Servier, un labo pas comme les autres

© MAXPPP
  • Copié
avec Damien Gourlet , modifié à
- Derrière la réussite commerciale, se trouve une firme aux pratiques troublantes.

Son nom est désormais associé au scandale du Mediator. Le laboratoire français Servier a commercialisé ce médicament antidiabétique entre 1976 et novembre 2009, date de son interdiction sur le marché. L'Afssaps (Agence française de sécurité sanitaire des produits de santé) estime qu'entre 1,5 et 2 millions de patients ont été exposés au médicament. Toujours selon les estimations de l’agence sanitaire, le Mediator aurait fait entre 500 et 2.000 morts depuis sa mise sur le marché.

Damien Gourlet, journaliste d’Europe 1, a enquêté sur le laboratoire Servier. Et il a découvert, derrière la réussite commerciale, un fonctionnement très particulier.

Jacques Servier, seul maître à bord

Première spécificité : la personnalité de son patron, Jacques Servier, 88 ans. Un homme qui a transformé une petite pharmacie d’Orléans en deuxième laboratoire français. Une entreprise gérée de façon assez paternaliste. Dans son laboratoire, rien ne se fait sans lui, rien ne se fait contre lui, indiquent plusieurs sources interrogées par Europe 1.

"Le déni initial tient au personnage même de Jacques Servier", assure Dominique-Michel Courtois, président d’une association de victimes. "Il y a eu des expertises financées par Servier qui n’étaient pas favorables et qui sont restées dans les cartons. (…) Dire quelque chose ou faire une réprimande au chef peut paraître inconcevable", ajoute t-il.

"C’est un peu l’équivalent d’un mandarin" :

Une structure particulière

Dans le même temps, il y a un esprit très "corporate" dans l’entreprise. La contestation ne fait pas partie de la culture-maison. C'est écrit en toutes lettres sur le site Internet du laboratoire. "Rejoindre Servier, c'est adhérer au projet d'une entreprise fondée par un homme passionné par son métier".

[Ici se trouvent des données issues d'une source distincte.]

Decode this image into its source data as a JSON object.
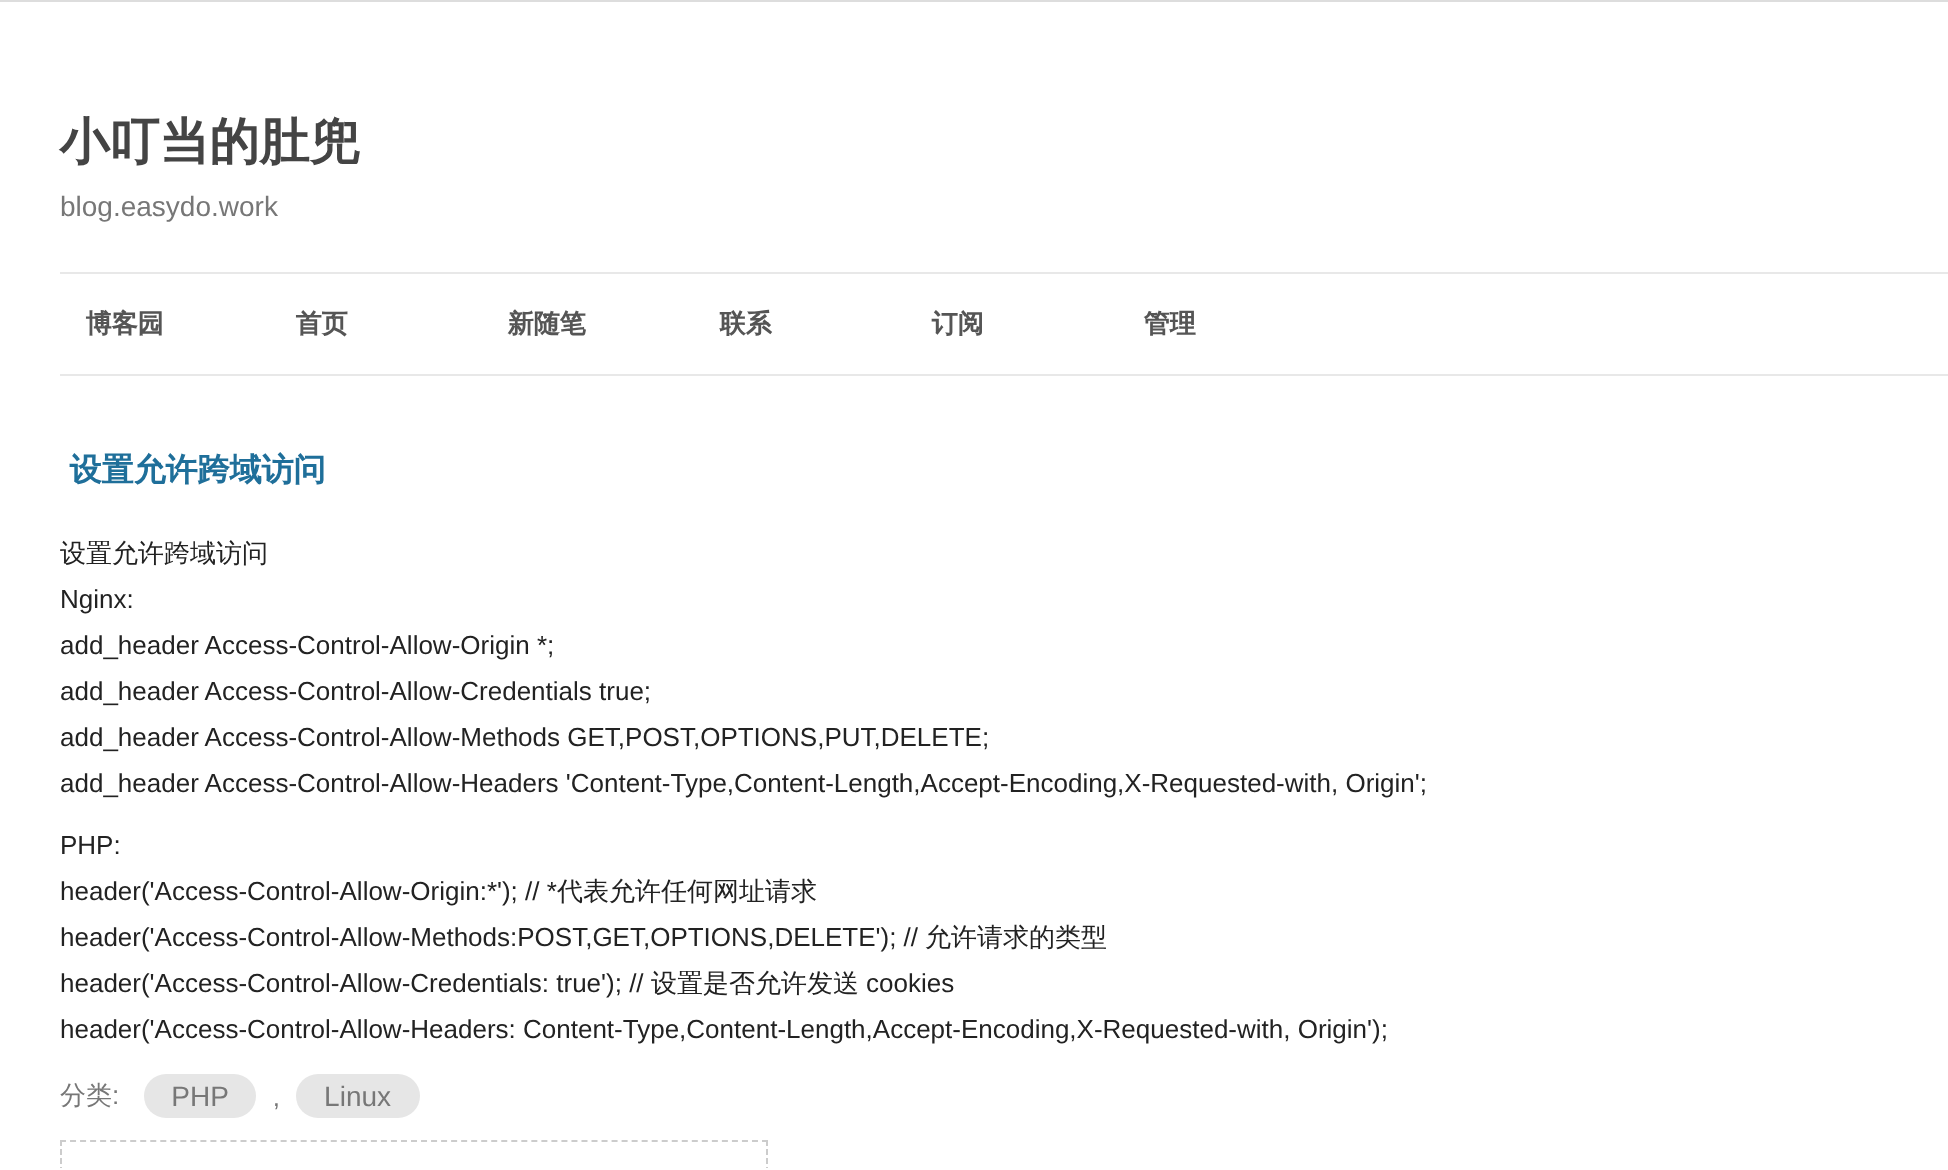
{
  "blog": {
    "title": "小叮当的肚兜",
    "subtitle": "blog.easydo.work"
  },
  "nav": [
    "博客园",
    "首页",
    "新随笔",
    "联系",
    "订阅",
    "管理"
  ],
  "post": {
    "title": "设置允许跨域访问",
    "paragraphs": [
      [
        "设置允许跨域访问",
        "Nginx:",
        "add_header Access-Control-Allow-Origin *;",
        "add_header Access-Control-Allow-Credentials true;",
        "add_header Access-Control-Allow-Methods GET,POST,OPTIONS,PUT,DELETE;",
        "add_header Access-Control-Allow-Headers 'Content-Type,Content-Length,Accept-Encoding,X-Requested-with, Origin';"
      ],
      [
        "PHP:",
        "header('Access-Control-Allow-Origin:*'); // *代表允许任何网址请求",
        "header('Access-Control-Allow-Methods:POST,GET,OPTIONS,DELETE'); // 允许请求的类型",
        "header('Access-Control-Allow-Credentials: true'); // 设置是否允许发送 cookies",
        "header('Access-Control-Allow-Headers: Content-Type,Content-Length,Accept-Encoding,X-Requested-with, Origin');"
      ]
    ],
    "category_label": "分类:",
    "categories": [
      "PHP",
      "Linux"
    ],
    "category_separator": ","
  }
}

La structure du laboratoire Servier est également particulière. Calquée sur le modèle d’une fondation, on y trouve une accumulation de petites unités. La conséquence, d'après un salarié interrogé par Europe 1 : une dilution des responsabilités.

Servier et le lobbying

Philippe Even, président de l’Institut Necker, dénonce l'attitude du pouvoir à l'égard du laboratoire.

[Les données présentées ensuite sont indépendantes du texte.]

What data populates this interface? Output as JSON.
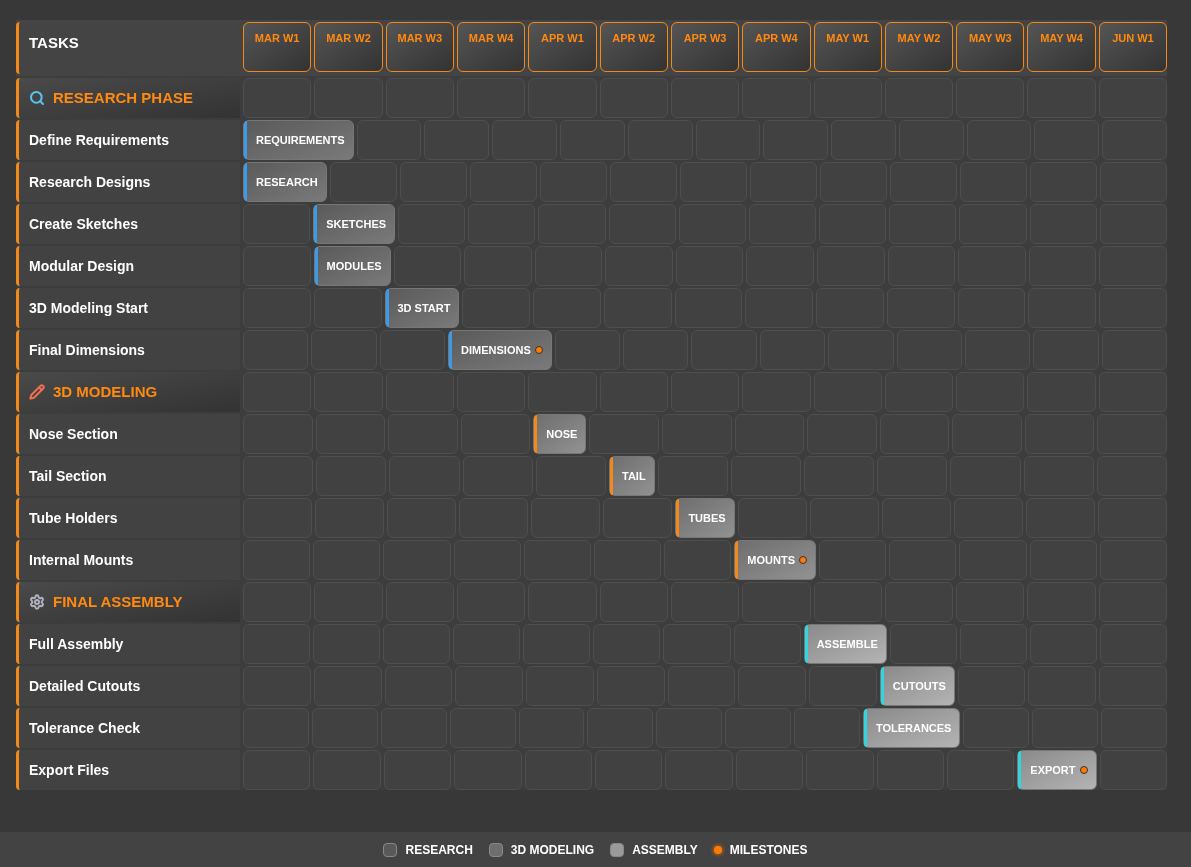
{
  "header": {
    "title": "TASKS",
    "weeks": [
      "MAR W1",
      "MAR W2",
      "MAR W3",
      "MAR W4",
      "APR W1",
      "APR W2",
      "APR W3",
      "APR W4",
      "MAY W1",
      "MAY W2",
      "MAY W3",
      "MAY W4",
      "JUN W1"
    ]
  },
  "rows": [
    {
      "kind": "phase",
      "label": "RESEARCH PHASE",
      "cells": [
        {
          "kind": "empty"
        },
        {
          "kind": "empty"
        },
        {
          "kind": "empty"
        },
        {
          "kind": "empty"
        },
        {
          "kind": "empty"
        },
        {
          "kind": "empty"
        },
        {
          "kind": "empty"
        },
        {
          "kind": "empty"
        },
        {
          "kind": "empty"
        },
        {
          "kind": "empty"
        },
        {
          "kind": "empty"
        },
        {
          "kind": "empty"
        },
        {
          "kind": "empty"
        }
      ]
    },
    {
      "kind": "task",
      "label": "Define Requirements",
      "cells": [
        {
          "kind": "bar",
          "label": "REQUIREMENTS",
          "milestone": false,
          "color": "#3b9be8"
        },
        {
          "kind": "empty"
        },
        {
          "kind": "empty"
        },
        {
          "kind": "empty"
        },
        {
          "kind": "empty"
        },
        {
          "kind": "empty"
        },
        {
          "kind": "empty"
        },
        {
          "kind": "empty"
        },
        {
          "kind": "empty"
        },
        {
          "kind": "empty"
        },
        {
          "kind": "empty"
        },
        {
          "kind": "empty"
        },
        {
          "kind": "empty"
        }
      ]
    },
    {
      "kind": "task",
      "label": "Research Designs",
      "cells": [
        {
          "kind": "bar",
          "label": "RESEARCH",
          "milestone": false,
          "color": "#3b9be8"
        },
        {
          "kind": "empty"
        },
        {
          "kind": "empty"
        },
        {
          "kind": "empty"
        },
        {
          "kind": "empty"
        },
        {
          "kind": "empty"
        },
        {
          "kind": "empty"
        },
        {
          "kind": "empty"
        },
        {
          "kind": "empty"
        },
        {
          "kind": "empty"
        },
        {
          "kind": "empty"
        },
        {
          "kind": "empty"
        },
        {
          "kind": "empty"
        }
      ]
    },
    {
      "kind": "task",
      "label": "Create Sketches",
      "cells": [
        {
          "kind": "empty"
        },
        {
          "kind": "bar",
          "label": "SKETCHES",
          "milestone": false,
          "color": "#3b9be8"
        },
        {
          "kind": "empty"
        },
        {
          "kind": "empty"
        },
        {
          "kind": "empty"
        },
        {
          "kind": "empty"
        },
        {
          "kind": "empty"
        },
        {
          "kind": "empty"
        },
        {
          "kind": "empty"
        },
        {
          "kind": "empty"
        },
        {
          "kind": "empty"
        },
        {
          "kind": "empty"
        },
        {
          "kind": "empty"
        }
      ]
    },
    {
      "kind": "task",
      "label": "Modular Design",
      "cells": [
        {
          "kind": "empty"
        },
        {
          "kind": "bar",
          "label": "MODULES",
          "milestone": false,
          "color": "#3b9be8"
        },
        {
          "kind": "empty"
        },
        {
          "kind": "empty"
        },
        {
          "kind": "empty"
        },
        {
          "kind": "empty"
        },
        {
          "kind": "empty"
        },
        {
          "kind": "empty"
        },
        {
          "kind": "empty"
        },
        {
          "kind": "empty"
        },
        {
          "kind": "empty"
        },
        {
          "kind": "empty"
        },
        {
          "kind": "empty"
        }
      ]
    },
    {
      "kind": "task",
      "label": "3D Modeling Start",
      "cells": [
        {
          "kind": "empty"
        },
        {
          "kind": "empty"
        },
        {
          "kind": "bar",
          "label": "3D START",
          "milestone": false,
          "color": "#3b9be8"
        },
        {
          "kind": "empty"
        },
        {
          "kind": "empty"
        },
        {
          "kind": "empty"
        },
        {
          "kind": "empty"
        },
        {
          "kind": "empty"
        },
        {
          "kind": "empty"
        },
        {
          "kind": "empty"
        },
        {
          "kind": "empty"
        },
        {
          "kind": "empty"
        },
        {
          "kind": "empty"
        }
      ]
    },
    {
      "kind": "task",
      "label": "Final Dimensions",
      "cells": [
        {
          "kind": "empty"
        },
        {
          "kind": "empty"
        },
        {
          "kind": "empty"
        },
        {
          "kind": "bar",
          "label": "DIMENSIONS",
          "milestone": true,
          "color": "#3b9be8"
        },
        {
          "kind": "empty"
        },
        {
          "kind": "empty"
        },
        {
          "kind": "empty"
        },
        {
          "kind": "empty"
        },
        {
          "kind": "empty"
        },
        {
          "kind": "empty"
        },
        {
          "kind": "empty"
        },
        {
          "kind": "empty"
        },
        {
          "kind": "empty"
        }
      ]
    },
    {
      "kind": "phase",
      "label": "3D MODELING",
      "cells": [
        {
          "kind": "empty"
        },
        {
          "kind": "empty"
        },
        {
          "kind": "empty"
        },
        {
          "kind": "empty"
        },
        {
          "kind": "empty"
        },
        {
          "kind": "empty"
        },
        {
          "kind": "empty"
        },
        {
          "kind": "empty"
        },
        {
          "kind": "empty"
        },
        {
          "kind": "empty"
        },
        {
          "kind": "empty"
        },
        {
          "kind": "empty"
        },
        {
          "kind": "empty"
        }
      ]
    },
    {
      "kind": "task",
      "label": "Nose Section",
      "cells": [
        {
          "kind": "empty"
        },
        {
          "kind": "empty"
        },
        {
          "kind": "empty"
        },
        {
          "kind": "empty"
        },
        {
          "kind": "bar",
          "label": "NOSE",
          "milestone": false,
          "color": "#f28a1a"
        },
        {
          "kind": "empty"
        },
        {
          "kind": "empty"
        },
        {
          "kind": "empty"
        },
        {
          "kind": "empty"
        },
        {
          "kind": "empty"
        },
        {
          "kind": "empty"
        },
        {
          "kind": "empty"
        },
        {
          "kind": "empty"
        }
      ]
    },
    {
      "kind": "task",
      "label": "Tail Section",
      "cells": [
        {
          "kind": "empty"
        },
        {
          "kind": "empty"
        },
        {
          "kind": "empty"
        },
        {
          "kind": "empty"
        },
        {
          "kind": "empty"
        },
        {
          "kind": "bar",
          "label": "TAIL",
          "milestone": false,
          "color": "#f28a1a"
        },
        {
          "kind": "empty"
        },
        {
          "kind": "empty"
        },
        {
          "kind": "empty"
        },
        {
          "kind": "empty"
        },
        {
          "kind": "empty"
        },
        {
          "kind": "empty"
        },
        {
          "kind": "empty"
        }
      ]
    },
    {
      "kind": "task",
      "label": "Tube Holders",
      "cells": [
        {
          "kind": "empty"
        },
        {
          "kind": "empty"
        },
        {
          "kind": "empty"
        },
        {
          "kind": "empty"
        },
        {
          "kind": "empty"
        },
        {
          "kind": "empty"
        },
        {
          "kind": "bar",
          "label": "TUBES",
          "milestone": false,
          "color": "#f28a1a"
        },
        {
          "kind": "empty"
        },
        {
          "kind": "empty"
        },
        {
          "kind": "empty"
        },
        {
          "kind": "empty"
        },
        {
          "kind": "empty"
        },
        {
          "kind": "empty"
        }
      ]
    },
    {
      "kind": "task",
      "label": "Internal Mounts",
      "cells": [
        {
          "kind": "empty"
        },
        {
          "kind": "empty"
        },
        {
          "kind": "empty"
        },
        {
          "kind": "empty"
        },
        {
          "kind": "empty"
        },
        {
          "kind": "empty"
        },
        {
          "kind": "empty"
        },
        {
          "kind": "bar",
          "label": "MOUNTS",
          "milestone": true,
          "color": "#f28a1a"
        },
        {
          "kind": "empty"
        },
        {
          "kind": "empty"
        },
        {
          "kind": "empty"
        },
        {
          "kind": "empty"
        },
        {
          "kind": "empty"
        }
      ]
    },
    {
      "kind": "phase",
      "label": "FINAL ASSEMBLY",
      "cells": [
        {
          "kind": "empty"
        },
        {
          "kind": "empty"
        },
        {
          "kind": "empty"
        },
        {
          "kind": "empty"
        },
        {
          "kind": "empty"
        },
        {
          "kind": "empty"
        },
        {
          "kind": "empty"
        },
        {
          "kind": "empty"
        },
        {
          "kind": "empty"
        },
        {
          "kind": "empty"
        },
        {
          "kind": "empty"
        },
        {
          "kind": "empty"
        },
        {
          "kind": "empty"
        }
      ]
    },
    {
      "kind": "task",
      "label": "Full Assembly",
      "cells": [
        {
          "kind": "empty"
        },
        {
          "kind": "empty"
        },
        {
          "kind": "empty"
        },
        {
          "kind": "empty"
        },
        {
          "kind": "empty"
        },
        {
          "kind": "empty"
        },
        {
          "kind": "empty"
        },
        {
          "kind": "empty"
        },
        {
          "kind": "bar",
          "label": "ASSEMBLE",
          "milestone": false,
          "color": "#2fd6e0"
        },
        {
          "kind": "empty"
        },
        {
          "kind": "empty"
        },
        {
          "kind": "empty"
        },
        {
          "kind": "empty"
        }
      ]
    },
    {
      "kind": "task",
      "label": "Detailed Cutouts",
      "cells": [
        {
          "kind": "empty"
        },
        {
          "kind": "empty"
        },
        {
          "kind": "empty"
        },
        {
          "kind": "empty"
        },
        {
          "kind": "empty"
        },
        {
          "kind": "empty"
        },
        {
          "kind": "empty"
        },
        {
          "kind": "empty"
        },
        {
          "kind": "empty"
        },
        {
          "kind": "bar",
          "label": "CUTOUTS",
          "milestone": false,
          "color": "#2fd6e0"
        },
        {
          "kind": "empty"
        },
        {
          "kind": "empty"
        },
        {
          "kind": "empty"
        }
      ]
    },
    {
      "kind": "task",
      "label": "Tolerance Check",
      "cells": [
        {
          "kind": "empty"
        },
        {
          "kind": "empty"
        },
        {
          "kind": "empty"
        },
        {
          "kind": "empty"
        },
        {
          "kind": "empty"
        },
        {
          "kind": "empty"
        },
        {
          "kind": "empty"
        },
        {
          "kind": "empty"
        },
        {
          "kind": "empty"
        },
        {
          "kind": "bar",
          "label": "TOLERANCES",
          "milestone": false,
          "color": "#2fd6e0"
        },
        {
          "kind": "empty"
        },
        {
          "kind": "empty"
        },
        {
          "kind": "empty"
        }
      ]
    },
    {
      "kind": "task",
      "label": "Export Files",
      "cells": [
        {
          "kind": "empty"
        },
        {
          "kind": "empty"
        },
        {
          "kind": "empty"
        },
        {
          "kind": "empty"
        },
        {
          "kind": "empty"
        },
        {
          "kind": "empty"
        },
        {
          "kind": "empty"
        },
        {
          "kind": "empty"
        },
        {
          "kind": "empty"
        },
        {
          "kind": "empty"
        },
        {
          "kind": "empty"
        },
        {
          "kind": "bar",
          "label": "EXPORT",
          "milestone": true,
          "color": "#2fd6e0"
        },
        {
          "kind": "empty"
        }
      ]
    }
  ],
  "legend": [
    {
      "kind": "research",
      "label": "RESEARCH"
    },
    {
      "kind": "modeling",
      "label": "3D MODELING"
    },
    {
      "kind": "assembly",
      "label": "ASSEMBLY"
    },
    {
      "kind": "milestone",
      "label": "MILESTONES"
    }
  ]
}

Le laboratoire Servier est présent dans les instances médicales, les conseils d’administration des hôpitaux ou encore les autorités de régulation. "Le scandale du Mediator est directement lié à l’infiltration par Servier de toutes les structures décisionnelles", assure le professeur Philippe Even, président de l’Institut Necker.

"Ce n'est pas un hasard", estime le médecin :

Selon des témoignages recueillis par Europe 1, le laboratoire Servier n’hésite pas non plus à faire du lobbying sur les bancs de la fac de médecine, lors de cours de bachotage et des examens blancs destinés à préparer le concours de l'internat.